Is Meghan Markle a 'bully'? Duchess accused of 'emotional cruelty' in bullying claims at Kensington Palace
As Meghan Markle and Prince Harry are set to sit down with Oprah Winfrey for a much-anticipated interview on Sunday, March 7, a new report is leveling allegations by royal aids against the Duchess of Sussex of being a bully.
On Tuesday, March 2, The Times reported that the Duchess of Sussex faced a bullying complaint made by one of her close advisers during her time as a working royal at Kensington Palace. The complaint was made in October 2018 by the couple's former communications secretary Jason Knauf, who claimed that Meghan drove two personal assistants out of the household and threatened a third staff member. The report also suggests that Knauf submitted the charges in an effort to protect palace staffers who were allegedly bullied by Markle, at times reduced to tears. One royal aide, who anticipated a confrontation with Meghan, is alleged to have told a colleague "I can't stop shaking."

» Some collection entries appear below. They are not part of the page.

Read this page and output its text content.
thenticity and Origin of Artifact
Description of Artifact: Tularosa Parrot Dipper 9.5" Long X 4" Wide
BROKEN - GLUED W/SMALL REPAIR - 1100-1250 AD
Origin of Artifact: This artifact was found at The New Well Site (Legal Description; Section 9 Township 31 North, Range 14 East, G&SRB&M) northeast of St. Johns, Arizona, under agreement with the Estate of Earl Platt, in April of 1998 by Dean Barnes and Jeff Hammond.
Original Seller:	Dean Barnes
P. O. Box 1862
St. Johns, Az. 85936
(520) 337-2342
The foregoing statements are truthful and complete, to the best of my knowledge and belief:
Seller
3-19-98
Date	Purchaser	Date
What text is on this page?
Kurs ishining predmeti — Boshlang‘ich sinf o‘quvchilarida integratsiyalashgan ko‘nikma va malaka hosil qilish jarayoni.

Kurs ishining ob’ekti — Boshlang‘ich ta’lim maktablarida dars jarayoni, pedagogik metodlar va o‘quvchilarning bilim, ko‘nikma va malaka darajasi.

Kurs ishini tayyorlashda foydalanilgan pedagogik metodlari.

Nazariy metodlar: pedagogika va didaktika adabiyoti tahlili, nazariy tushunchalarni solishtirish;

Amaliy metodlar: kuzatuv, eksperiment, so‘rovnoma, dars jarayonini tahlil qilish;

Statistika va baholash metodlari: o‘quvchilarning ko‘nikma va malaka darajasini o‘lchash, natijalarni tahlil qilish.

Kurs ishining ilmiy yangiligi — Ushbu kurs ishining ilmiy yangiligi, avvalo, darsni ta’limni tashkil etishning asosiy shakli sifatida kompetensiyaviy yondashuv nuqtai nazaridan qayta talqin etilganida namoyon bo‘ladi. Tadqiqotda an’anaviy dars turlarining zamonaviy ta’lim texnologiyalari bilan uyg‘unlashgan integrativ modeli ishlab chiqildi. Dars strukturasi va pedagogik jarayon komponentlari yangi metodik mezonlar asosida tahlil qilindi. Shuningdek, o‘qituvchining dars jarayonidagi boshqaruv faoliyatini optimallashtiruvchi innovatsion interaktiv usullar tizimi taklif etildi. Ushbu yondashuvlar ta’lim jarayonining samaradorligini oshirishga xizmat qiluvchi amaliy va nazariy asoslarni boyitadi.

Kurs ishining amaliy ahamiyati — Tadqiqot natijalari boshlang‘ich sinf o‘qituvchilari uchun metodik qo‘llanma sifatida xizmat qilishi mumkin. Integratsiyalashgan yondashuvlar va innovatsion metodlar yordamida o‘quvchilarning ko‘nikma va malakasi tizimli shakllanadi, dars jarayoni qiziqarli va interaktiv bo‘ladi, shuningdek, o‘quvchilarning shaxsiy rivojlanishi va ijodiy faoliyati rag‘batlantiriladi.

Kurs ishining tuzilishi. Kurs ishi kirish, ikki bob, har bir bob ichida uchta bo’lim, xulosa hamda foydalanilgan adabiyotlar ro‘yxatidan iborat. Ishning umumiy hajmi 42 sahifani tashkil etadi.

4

The Times story also suggests that a source stated Harry pleaded with Knauf not to pursue the HR complaint. But the couple's lawyers deny that any meeting took place or that Markle would have interfered with any staff matter. Knauf allegedly sent an email to Simon Case, Prince William's private secretary at the time and now the cabinet secretary, after discussions with Samantha Carruthers, the head of HR. The case was then forwarded to Carruthers. In his email, Knauf said Carruthers "agreed with me on all counts that the situation was very serious." He added, "I remain concerned that nothing will be done."

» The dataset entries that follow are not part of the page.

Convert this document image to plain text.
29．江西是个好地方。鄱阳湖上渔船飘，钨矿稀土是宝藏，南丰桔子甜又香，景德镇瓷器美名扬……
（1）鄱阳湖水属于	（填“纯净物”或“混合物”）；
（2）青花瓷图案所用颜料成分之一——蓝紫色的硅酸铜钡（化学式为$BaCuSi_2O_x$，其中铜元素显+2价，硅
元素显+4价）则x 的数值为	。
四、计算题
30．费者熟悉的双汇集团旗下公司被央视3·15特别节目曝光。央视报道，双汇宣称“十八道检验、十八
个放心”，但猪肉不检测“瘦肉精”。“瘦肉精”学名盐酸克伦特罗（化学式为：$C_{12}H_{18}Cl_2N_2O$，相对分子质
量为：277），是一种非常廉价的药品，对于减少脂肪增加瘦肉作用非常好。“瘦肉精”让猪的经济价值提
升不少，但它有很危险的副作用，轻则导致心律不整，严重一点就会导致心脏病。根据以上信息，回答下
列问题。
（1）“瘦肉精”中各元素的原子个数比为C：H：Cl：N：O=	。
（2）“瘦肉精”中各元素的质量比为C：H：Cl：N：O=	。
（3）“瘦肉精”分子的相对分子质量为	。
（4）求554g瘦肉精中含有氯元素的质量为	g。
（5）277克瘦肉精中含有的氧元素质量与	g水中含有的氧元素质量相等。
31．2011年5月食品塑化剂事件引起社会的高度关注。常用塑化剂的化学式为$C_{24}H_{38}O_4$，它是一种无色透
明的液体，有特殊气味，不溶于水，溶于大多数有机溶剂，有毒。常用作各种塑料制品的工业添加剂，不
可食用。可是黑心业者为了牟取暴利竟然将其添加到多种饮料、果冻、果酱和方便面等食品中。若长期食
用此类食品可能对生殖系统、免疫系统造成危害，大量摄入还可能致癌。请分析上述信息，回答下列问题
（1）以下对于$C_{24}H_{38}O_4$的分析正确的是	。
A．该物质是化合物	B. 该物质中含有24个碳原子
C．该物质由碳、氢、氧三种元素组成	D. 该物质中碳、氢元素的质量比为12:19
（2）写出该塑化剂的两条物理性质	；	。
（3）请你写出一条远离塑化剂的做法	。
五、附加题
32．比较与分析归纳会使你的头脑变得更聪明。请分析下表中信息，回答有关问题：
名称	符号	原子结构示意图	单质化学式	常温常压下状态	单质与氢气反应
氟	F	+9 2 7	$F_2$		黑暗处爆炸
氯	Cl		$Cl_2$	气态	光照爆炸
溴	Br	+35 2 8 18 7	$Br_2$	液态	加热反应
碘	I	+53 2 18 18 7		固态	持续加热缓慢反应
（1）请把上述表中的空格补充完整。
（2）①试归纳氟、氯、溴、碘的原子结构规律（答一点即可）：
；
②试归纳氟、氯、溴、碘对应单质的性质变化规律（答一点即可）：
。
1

In 2019, a lot of people who were close to Markle claimed that she herself was a target of "global bullying" by the tabloid press, with a friend noting, "Meg has silently sat back and endured the lies and untruths." A November 2018 report by The Daily Mail called the Duchess "Hurricane Meghan" and claimed that she "bombarded aides" with 5 am emails and texts.
Markle, through her spokesperson, called out the royal aides' report and claimed that this is another "attack" on her character ahead of her and Prince Harry's big Oprah interview airing this Sunday. In a statement to the outlet, the Duchess of Sussex's spokesperson said, "The Duchess is saddened by this latest attack on her character, particularly as someone who has been the target of bullying herself and is deeply committed to supporting those who have experienced pain and trauma. She is determined to continue her work building compassion around the world and will keep striving to set an example for doing what is right and doing what is good."

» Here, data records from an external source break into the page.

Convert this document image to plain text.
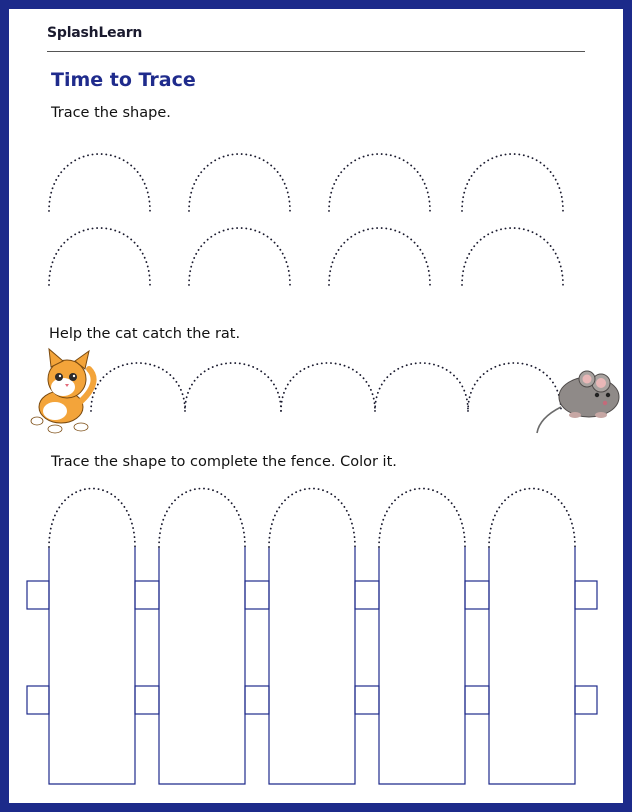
SplashLearn
Time to Trace
Trace the shape.
Help the cat catch the rat.
Trace the shape to complete the fence. Color it.
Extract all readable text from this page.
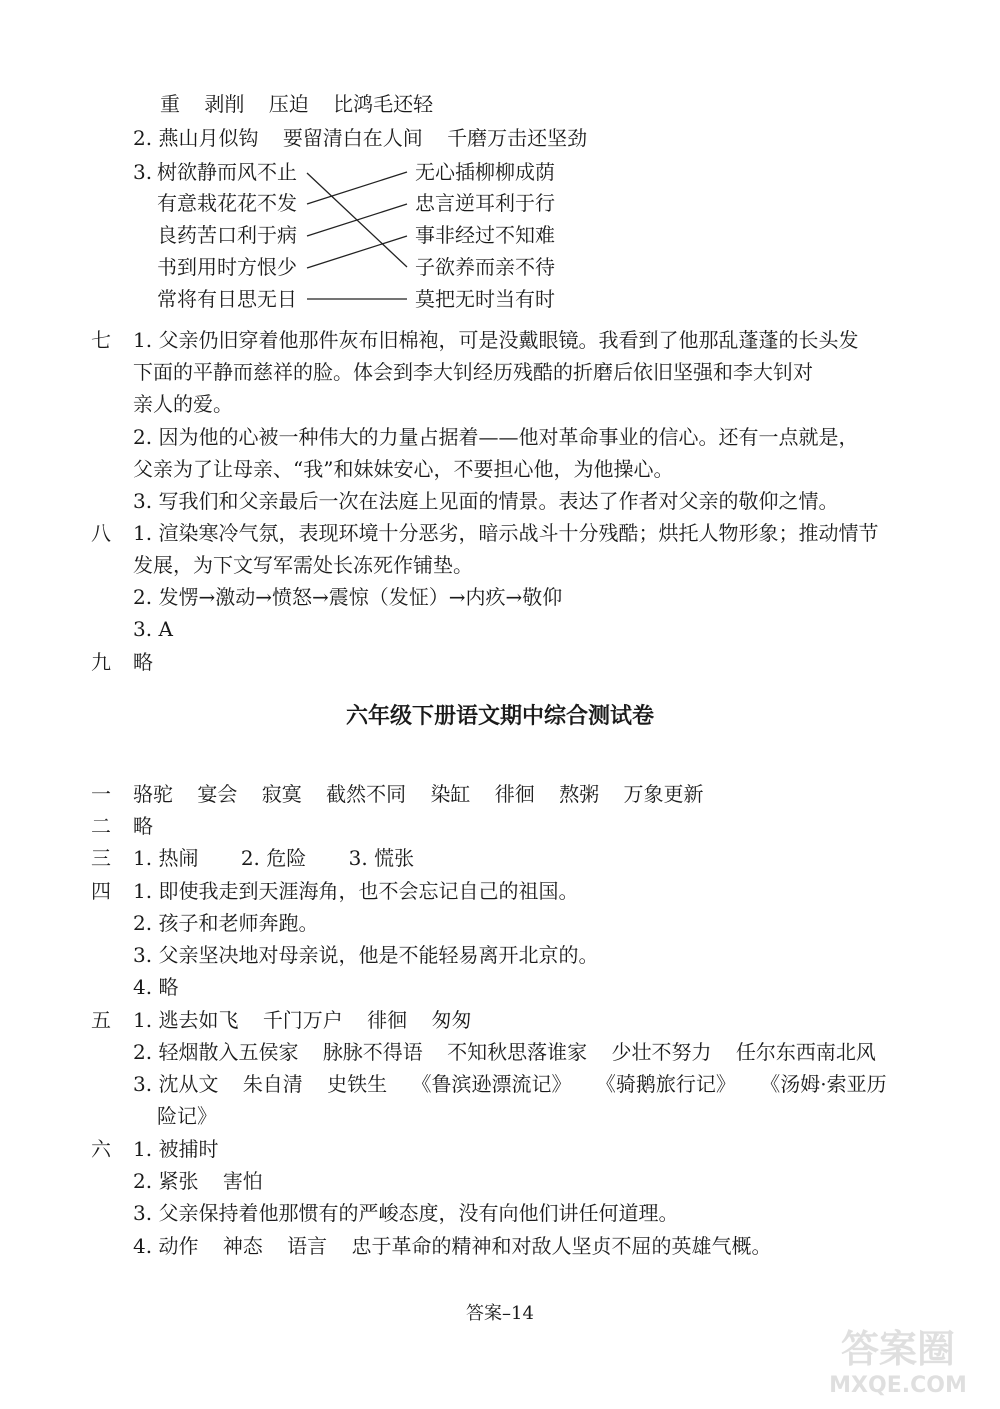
重 剥削 压迫 比鸿毛还轻
2. 燕山月似钩 要留清白在人间 千磨万击还坚劲
3. 树欲静而风不止
有意栽花花不发
良药苦口利于病
书到用时方恨少
常将有日思无日
无心插柳柳成荫
忠言逆耳利于行
事非经过不知难
子欲养而亲不待
莫把无时当有时
七 1. 父亲仍旧穿着他那件灰布旧棉袍，可是没戴眼镜。我看到了他那乱蓬蓬的长头发
下面的平静而慈祥的脸。体会到李大钊经历残酷的折磨后依旧坚强和李大钊对
亲人的爱。
2. 因为他的心被一种伟大的力量占据着——他对革命事业的信心。还有一点就是，
父亲为了让母亲、“我”和妹妹安心，不要担心他，为他操心。
3. 写我们和父亲最后一次在法庭上见面的情景。表达了作者对父亲的敬仰之情。
八 1. 渲染寒冷气氛，表现环境十分恶劣，暗示战斗十分残酷；烘托人物形象；推动情节
发展，为下文写军需处长冻死作铺垫。
2. 发愣→激动→愤怒→震惊（发怔）→内疚→敬仰
3. A
九 略
六年级下册语文期中综合测试卷
一 骆驼 宴会 寂寞 截然不同 染缸 徘徊 熬粥 万象更新
二 略
三 1. 热闹 2. 危险 3. 慌张
四 1. 即使我走到天涯海角，也不会忘记自己的祖国。
2. 孩子和老师奔跑。
3. 父亲坚决地对母亲说，他是不能轻易离开北京的。
4. 略
五 1. 逃去如飞 千门万户 徘徊 匆匆
2. 轻烟散入五侯家 脉脉不得语 不知秋思落谁家 少壮不努力 任尔东西南北风
3. 沈从文 朱自清 史铁生 《鲁滨逊漂流记》 《骑鹅旅行记》 《汤姆·索亚历
险记》
六 1. 被捕时
2. 紧张 害怕
3. 父亲保持着他那惯有的严峻态度，没有向他们讲任何道理。
4. 动作 神态 语言 忠于革命的精神和对敌人坚贞不屈的英雄气概。
答案–14
答案圈
MXQE.COM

Meghan's communications team provided a fuller statement to The Times, echoing that sentiment: “Let’s just call this what it is — a calculated smear campaign based on misleading and harmful misinformation. We are disappointed to see this defamatory portrayal of The Duchess of Sussex given credibility by a media outlet. It’s no coincidence that distorted several-year-old accusations aimed at undermining The Duchess are being briefed to the British media shortly before she and The Duke are due to speak openly and honestly about their experience of recent years."